# Finger joint jig



## Geeze (Jan 28, 2021)

@Tom-G requested more pic of this jig. Don't have many as the jigs tend to be the unsung heroes in the shop.

BB ply body with an adjustment plate. The next one I plan to make the back side taller as I have cut 30" tall planks and want more support. Also it will be wider to support wider planks. I've cut 24" widths and one a 60" width - that one was nuts. I don't have pics of the bottom - I used aluminum runners - not do that again - next one will have teflon runners.










Really like the Kreg Automax clamps










I use an aluminum key as it won't wear or chip










Freud carbide dado - the nicest and consistent I've used - averages .002" of runout across a 12" edge.

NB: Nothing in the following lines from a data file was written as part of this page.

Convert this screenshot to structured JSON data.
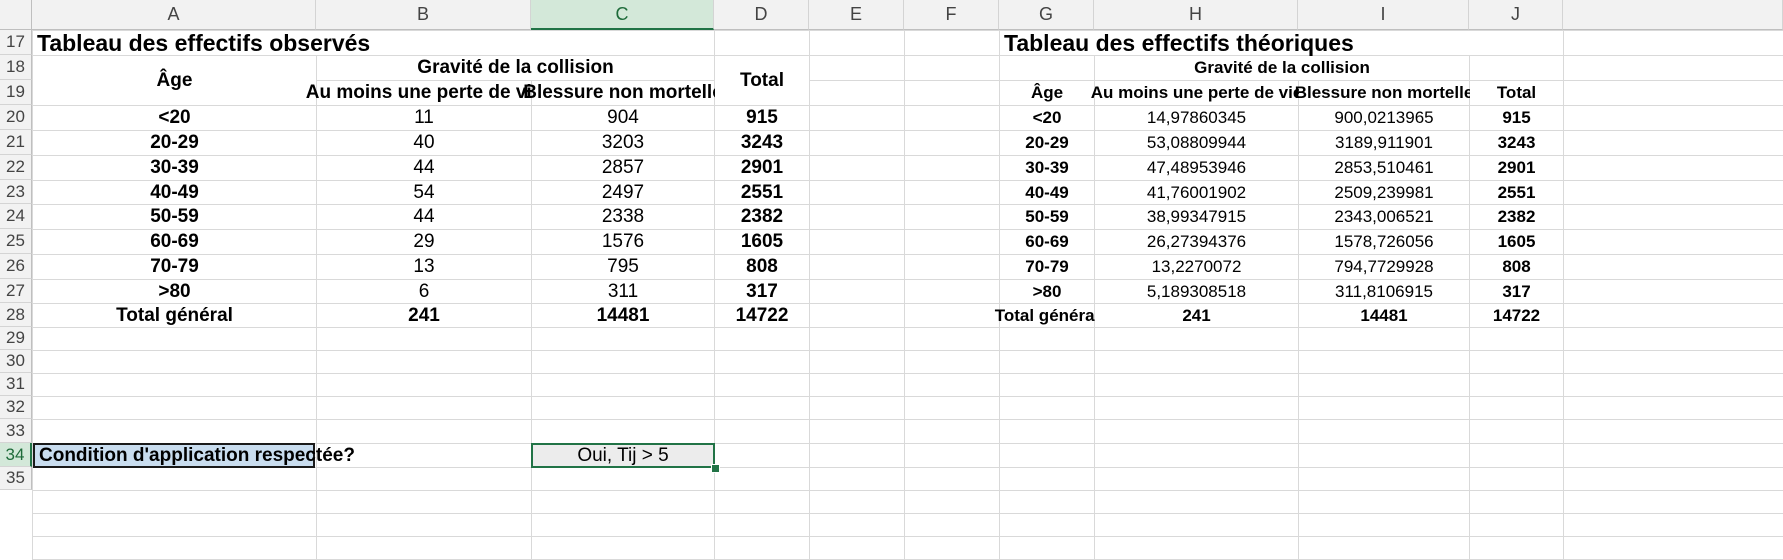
{
  "columns": [
    "A",
    "B",
    "C",
    "D",
    "E",
    "F",
    "G",
    "H",
    "I",
    "J"
  ],
  "rows": [
    "17",
    "18",
    "19",
    "20",
    "21",
    "22",
    "23",
    "24",
    "25",
    "26",
    "27",
    "28",
    "29",
    "30",
    "31",
    "32",
    "33",
    "34",
    "35"
  ],
  "observed": {
    "title": "Tableau des effectifs observés",
    "age_header": "Âge",
    "group_header": "Gravité de la collision",
    "col1_header": "Au moins une perte de vie",
    "col2_header": "Blessure non mortelle",
    "total_header": "Total",
    "rows": [
      {
        "age": "<20",
        "a": "11",
        "b": "904",
        "total": "915"
      },
      {
        "age": "20-29",
        "a": "40",
        "b": "3203",
        "total": "3243"
      },
      {
        "age": "30-39",
        "a": "44",
        "b": "2857",
        "total": "2901"
      },
      {
        "age": "40-49",
        "a": "54",
        "b": "2497",
        "total": "2551"
      },
      {
        "age": "50-59",
        "a": "44",
        "b": "2338",
        "total": "2382"
      },
      {
        "age": "60-69",
        "a": "29",
        "b": "1576",
        "total": "1605"
      },
      {
        "age": "70-79",
        "a": "13",
        "b": "795",
        "total": "808"
      },
      {
        "age": ">80",
        "a": "6",
        "b": "311",
        "total": "317"
      }
    ],
    "grand_total": {
      "label": "Total général",
      "a": "241",
      "b": "14481",
      "total": "14722"
    }
  },
  "theoretical": {
    "title": "Tableau des effectifs théoriques",
    "age_header": "Âge",
    "group_header": "Gravité de la collision",
    "col1_header": "Au moins une perte de vie",
    "col2_header": "Blessure non mortelle",
    "total_header": "Total",
    "rows": [
      {
        "age": "<20",
        "a": "14,97860345",
        "b": "900,0213965",
        "total": "915"
      },
      {
        "age": "20-29",
        "a": "53,08809944",
        "b": "3189,911901",
        "total": "3243"
      },
      {
        "age": "30-39",
        "a": "47,48953946",
        "b": "2853,510461",
        "total": "2901"
      },
      {
        "age": "40-49",
        "a": "41,76001902",
        "b": "2509,239981",
        "total": "2551"
      },
      {
        "age": "50-59",
        "a": "38,99347915",
        "b": "2343,006521",
        "total": "2382"
      },
      {
        "age": "60-69",
        "a": "26,27394376",
        "b": "1578,726056",
        "total": "1605"
      },
      {
        "age": "70-79",
        "a": "13,2270072",
        "b": "794,7729928",
        "total": "808"
      },
      {
        "age": ">80",
        "a": "5,189308518",
        "b": "311,8106915",
        "total": "317"
      }
    ],
    "grand_total": {
      "label": "Total général",
      "a": "241",
      "b": "14481",
      "total": "14722"
    }
  },
  "condition": {
    "label": "Condition d'application respectée?",
    "result": "Oui, Tij > 5"
  },
  "selection": {
    "column": "C",
    "row": "34"
  },
  "colors": {
    "selection": "#217346",
    "header_bg": "#f2f2f2",
    "label_fill": "#c9ddef",
    "result_fill": "#ececec"
  }
}
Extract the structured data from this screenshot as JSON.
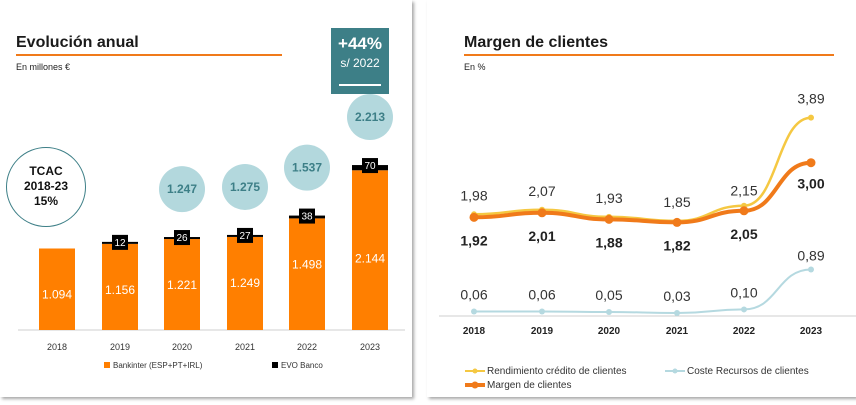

I can add dimensions if requested.

Russ


----------



## Tom-G (Nov 11, 2012)

Very nice! Thank you!


----------



## Tom-G (Nov 11, 2012)

What are the bolts with the wing nuts used for?


----------



## Geeze (Jan 28, 2021)

Tom-G said:


> What are the bolts with the wing nuts used for?


They're the adjustment plate bolts - there's a slot in the faceplate to allow movement.

Russ


----------



## Tom-G (Nov 11, 2012)

Is that so the finger size can be adjusted?


----------



## Geeze (Jan 28, 2021)

Tom-G said:


> Is that so the finger size can be adjusted?


Alignment in relation to the blades. Pretty much a set and forget it unless you move to another saw or possibly another dado set. The Freud is the first I've found that hits the .750" on the nose - no shimming like I've done on other more expensive sets.

Without the little to no runout doing foolish endeavors like finger jointing 4 sides on a cab together would be a huge frustration and fixing.



















Russ


----------



## Tom-G (Nov 11, 2012)

You do nice work! I have that same dado set, but have not used it in a long time. I do like the design of your sled and the built in adjustability.


----------